HJLebbink opened this issue 7 years ago · 2 comments

Maybe a strange request: could you make a target for AVX512; that is, could you generate something like:

    // code=0x02, function=(C and (B nor A)), lowered=((B or A) notand C), set=intel
    template<> inline __m512i ternary<0x02>(const __m512i A, const __m512i B, const __m512i C) {
        const __m512i t0 = _mm512_or_si512(B, A);
        const __m512i t1 = _mm512_andnot_si512(t0, C);
        return t1;
    }

I would have done it myself, but I can't seem to understand the Python code...

Why would one need this: Vpternlog has lower throughput compared to 'ands', 'ors' and 'xors' on my Skylake X. If one optimizes for speed (and throughput), vpternlog may not always the best choice.

Answer 1 · 2018-01-05T18:21:02.000Z

Done, please check it out.

That's interesting, would you share some benchmarks?

Answer 2 · 2018-01-08T09:36:33.000Z

It is more complex to measure speed differences correctly than I hoped for.

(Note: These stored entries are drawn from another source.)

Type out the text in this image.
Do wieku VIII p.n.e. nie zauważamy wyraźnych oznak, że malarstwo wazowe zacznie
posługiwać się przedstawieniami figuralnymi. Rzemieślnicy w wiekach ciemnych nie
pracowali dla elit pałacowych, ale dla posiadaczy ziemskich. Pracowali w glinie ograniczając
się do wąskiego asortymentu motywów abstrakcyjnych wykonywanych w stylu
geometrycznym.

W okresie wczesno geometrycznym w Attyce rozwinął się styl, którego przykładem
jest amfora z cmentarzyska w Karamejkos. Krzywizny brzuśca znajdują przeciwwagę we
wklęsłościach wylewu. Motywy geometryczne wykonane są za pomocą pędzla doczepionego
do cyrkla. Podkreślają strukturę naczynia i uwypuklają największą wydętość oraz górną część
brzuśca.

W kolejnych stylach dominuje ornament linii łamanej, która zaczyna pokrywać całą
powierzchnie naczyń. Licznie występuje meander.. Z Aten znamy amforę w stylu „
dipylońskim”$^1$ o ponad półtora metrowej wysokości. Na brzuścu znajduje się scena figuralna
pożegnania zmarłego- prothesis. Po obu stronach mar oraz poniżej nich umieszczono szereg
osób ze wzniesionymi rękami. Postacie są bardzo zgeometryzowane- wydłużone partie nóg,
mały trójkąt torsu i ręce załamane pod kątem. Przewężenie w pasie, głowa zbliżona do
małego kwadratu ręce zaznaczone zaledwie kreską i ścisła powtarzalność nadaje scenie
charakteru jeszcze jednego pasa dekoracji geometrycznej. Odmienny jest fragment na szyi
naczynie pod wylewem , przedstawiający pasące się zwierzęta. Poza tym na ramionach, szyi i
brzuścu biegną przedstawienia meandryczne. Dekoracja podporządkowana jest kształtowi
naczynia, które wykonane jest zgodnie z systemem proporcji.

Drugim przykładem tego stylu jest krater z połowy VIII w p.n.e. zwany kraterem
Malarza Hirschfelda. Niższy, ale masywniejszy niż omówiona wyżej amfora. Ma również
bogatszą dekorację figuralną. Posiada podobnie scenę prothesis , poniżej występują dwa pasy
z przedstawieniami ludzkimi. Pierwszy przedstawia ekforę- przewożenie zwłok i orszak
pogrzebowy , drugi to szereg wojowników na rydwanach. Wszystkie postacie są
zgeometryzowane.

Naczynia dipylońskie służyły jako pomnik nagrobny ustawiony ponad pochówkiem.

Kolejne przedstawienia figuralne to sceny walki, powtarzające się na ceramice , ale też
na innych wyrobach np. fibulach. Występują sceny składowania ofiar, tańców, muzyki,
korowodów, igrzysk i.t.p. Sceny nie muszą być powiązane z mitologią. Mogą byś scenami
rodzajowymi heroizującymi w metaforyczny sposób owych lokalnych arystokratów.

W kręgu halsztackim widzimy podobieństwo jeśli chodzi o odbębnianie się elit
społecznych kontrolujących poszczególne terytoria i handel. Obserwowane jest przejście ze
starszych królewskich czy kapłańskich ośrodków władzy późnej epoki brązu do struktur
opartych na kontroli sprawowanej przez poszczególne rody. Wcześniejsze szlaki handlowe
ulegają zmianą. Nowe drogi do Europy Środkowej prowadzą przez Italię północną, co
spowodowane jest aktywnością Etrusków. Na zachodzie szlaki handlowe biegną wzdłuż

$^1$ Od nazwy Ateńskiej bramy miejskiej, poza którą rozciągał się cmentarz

The (minor) speed increase I experienced in my application is probably due to the destination register in vpternlog being used as input. I assumed eg. that BF3[0xA] = (C and not (A)) is not faster with _mm512_andnot_si512(A, C) compared to _mm512_ternarylogic_epi32(A, B, C, 0xA) but I suspect it has lower throughput, yet cannot measure it correctly. If I have figured out how to determine what is better, I'll let you know.